The first series spanned from issues 1289 to 1332, drawn by David Sutherland. The second and third series was illustrated by frequent adventure story artist Sandy Calder (also illustrated for General Jumbo and Danny's Deep-Sea Iron Fish). The third series finished in 1971 in issue 1494. Thirty-two years later, Billy the Cat reappeared in issue 3195 with a new series designed by Wayne Thomson, which ran for a month until issue 3200. Nigel Dobbyn illustrated the 2005 nine-issue reboot, and Barrie Appleby illustrated the 2008 reboot, which featured after Laura Howell's one-off strip from the 70th anniversary issue.

Grange would return in his original 20th century run in Billy the Cat and Katie. Illustrated by Sandy Calder, Grange is joined by his cousin Kathleen, whose parents are visiting the United States and is sent to stay with him until they return. She is made Katie the Cat (sometimes Katie Cat) with an identical uniform, and identical abilities and gadgets. The stories had two series that finished Billy the Cat's 20th century sagas, ending in issue 1677. The second was the only serialised story Billy the Cat would have in the magazine, in which Kathleen and William go on a school trip cruise.

=== Subsequent appearances ===
==== The Beano ====
The superhuman vigilante did not stop featuring in the Beano franchise after he disappeared in 1974. The Billy the Cat stories have featured frequently in The Beano Annual from since 1969. 2008's edition was a notorious three-part story where Billy the Cat discovers the antagonist is General Jumbo, mind-controlled by his army model Private Pike. 2010's edition featured William the Cat, a similar-themed superhero strip set in the Victorian era, revealed to be Grange's imagination during a school trip to a museum. He and Katie Cat joined 253 characters on a double-page spread in 2019's annual in celebration of the 80th anniversary.

He also appeared in The Beano Summer Specials of 1968, 1970, 1972, 1973, and 1988.

==== DC Thomson ====
Grange's series has been revived frequently throughout DC Thomson's history, notably showing him in other stages in his life. Although Grange (and cousin Kathleen)'s age was never specified, Buddys Billy the Cat series depicted him as looking notably older, possibly his late teens, and the story relocated to Marham, finishing in issue 128.

In 2013, The Digital Dandys shared universe story Retro Active featured Kathleen in her Katie Cat persona joining the superhero team, and an adult William had a supporting role, revealing he was now a police officer in charge of the force's Costumed Crime Division.

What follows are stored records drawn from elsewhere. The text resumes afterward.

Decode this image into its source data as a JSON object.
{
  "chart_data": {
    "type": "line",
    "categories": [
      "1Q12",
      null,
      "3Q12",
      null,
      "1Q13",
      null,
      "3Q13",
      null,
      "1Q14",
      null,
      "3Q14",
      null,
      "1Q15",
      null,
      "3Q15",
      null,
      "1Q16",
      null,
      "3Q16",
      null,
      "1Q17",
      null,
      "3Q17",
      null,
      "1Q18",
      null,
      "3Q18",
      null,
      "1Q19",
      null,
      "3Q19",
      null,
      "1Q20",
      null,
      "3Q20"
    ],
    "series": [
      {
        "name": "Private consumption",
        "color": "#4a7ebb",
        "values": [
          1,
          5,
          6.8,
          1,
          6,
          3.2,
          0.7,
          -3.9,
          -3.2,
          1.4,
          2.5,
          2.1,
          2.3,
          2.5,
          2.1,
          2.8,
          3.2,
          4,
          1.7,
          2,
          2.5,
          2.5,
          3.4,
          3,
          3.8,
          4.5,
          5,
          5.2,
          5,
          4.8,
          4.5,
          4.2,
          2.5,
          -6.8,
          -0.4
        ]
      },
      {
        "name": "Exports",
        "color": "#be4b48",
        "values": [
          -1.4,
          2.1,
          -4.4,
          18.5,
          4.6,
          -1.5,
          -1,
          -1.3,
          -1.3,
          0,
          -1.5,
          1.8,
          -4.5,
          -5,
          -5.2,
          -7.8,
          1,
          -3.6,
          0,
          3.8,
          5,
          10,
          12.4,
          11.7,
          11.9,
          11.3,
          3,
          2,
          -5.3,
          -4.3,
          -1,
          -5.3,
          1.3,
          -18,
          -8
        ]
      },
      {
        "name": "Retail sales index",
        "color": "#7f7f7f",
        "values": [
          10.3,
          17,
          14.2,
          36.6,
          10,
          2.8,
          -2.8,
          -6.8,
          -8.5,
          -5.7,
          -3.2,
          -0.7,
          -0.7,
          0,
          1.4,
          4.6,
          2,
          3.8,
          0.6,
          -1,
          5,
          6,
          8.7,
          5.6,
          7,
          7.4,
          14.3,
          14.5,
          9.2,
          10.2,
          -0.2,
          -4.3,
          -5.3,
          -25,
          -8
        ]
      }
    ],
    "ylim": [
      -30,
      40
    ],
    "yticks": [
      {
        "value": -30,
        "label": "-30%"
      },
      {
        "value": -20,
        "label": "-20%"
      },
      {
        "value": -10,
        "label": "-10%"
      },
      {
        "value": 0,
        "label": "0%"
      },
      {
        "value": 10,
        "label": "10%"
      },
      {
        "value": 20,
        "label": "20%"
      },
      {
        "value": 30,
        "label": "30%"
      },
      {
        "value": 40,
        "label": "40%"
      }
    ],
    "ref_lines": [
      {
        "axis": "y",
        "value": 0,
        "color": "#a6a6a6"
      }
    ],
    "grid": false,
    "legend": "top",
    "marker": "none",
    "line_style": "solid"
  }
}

Years before, Billy the Cat appeared in The Dandys Comic Cuts section between November 1986 and March 1988.

A reprint featured in issue 171 of Classics from the Comics along with other reprints from several superheroes by DC Thomson.

== Reception and legacy ==
Billy the Cat and his series was popular enough to be passed amongst DC Thomson's children's magazines. However, readers became curious about Grange's history before his parents' deaths. Former reader David Carman wrote online fanfiction to give William and Kathleen an (unofficial) origin story, which DC Thomson approved.